From cc33cafcacb1ad2eb9bb04283a57ee30385260fc Mon Sep 17 00:00:00 2001
From: Faith Ekstrand <faith.ekstrand@collabora.com>
Date: Tue, 16 Jul 2024 15:53:34 -0500
Subject: [PATCH] nak/nir: Use an indirect load for sample locations

A single ldc is probably more efficient than a 64-bit load and the pile
of math we were generating before.  The only reason for the old method
was that it let us avoid indirect cbuf loads because we didn't support
them for a while.  Now that we can support all cbuf loads, we can just
do an indirect 1B load and call it good.

Part-of: <https://gitlab.freedesktop.org/mesa/mesa/-/merge_requests/30218>
---
 src/nouveau/compiler/nak_nir_lower_fs_inputs.c | 9 +++++----
 1 file changed, 5 insertions(+), 4 deletions(-)
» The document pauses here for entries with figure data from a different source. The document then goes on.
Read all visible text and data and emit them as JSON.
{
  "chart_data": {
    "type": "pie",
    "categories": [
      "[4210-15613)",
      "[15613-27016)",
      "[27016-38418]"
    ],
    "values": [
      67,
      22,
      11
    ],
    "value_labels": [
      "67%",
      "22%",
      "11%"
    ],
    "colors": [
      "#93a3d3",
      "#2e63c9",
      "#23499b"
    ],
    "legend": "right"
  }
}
diff --git a/src/nouveau/compiler/nak_nir_lower_fs_inputs.c b/src/nouveau/compiler/nak_nir_lower_fs_inputs.c
index 51ee91b08ba..8d6e79756a4 100644
--- a/src/nouveau/compiler/nak_nir_lower_fs_inputs.c
+++ b/src/nouveau/compiler/nak_nir_lower_fs_inputs.c
@@ -107,13 +107,14 @@ static nir_def *
 load_sample_pos_at(nir_builder *b, nir_def *sample_id,
                    const struct nak_fs_key *fs_key)
 {
-   nir_def *loc = nir_ldc_nv(b, 1, 64,
+   nir_def *loc = nir_ldc_nv(b, 1, 8,
                              nir_imm_int(b, fs_key->sample_locations_cb),
-                             nir_imm_int(b, fs_key->sample_locations_offset),
+                             nir_iadd_imm(b, sample_id,
+                                          fs_key->sample_locations_offset),
                              .align_mul = 8, .align_offset = 0);
 
-   /* Yay little endian */
-   loc = nir_ushr(b, loc, nir_imul_imm(b, sample_id, 8));
+   /* The rest of these calculations are in 32-bit */
+   loc = nir_u2u32(b, loc);
    nir_def *loc_x_u4 = nir_iand_imm(b, loc, 0xf);
    nir_def *loc_y_u4 = nir_iand_imm(b, nir_ushr_imm(b, loc, 4), 0xf);
    nir_def *loc_u4 = nir_vec2(b, loc_x_u4, loc_y_u4);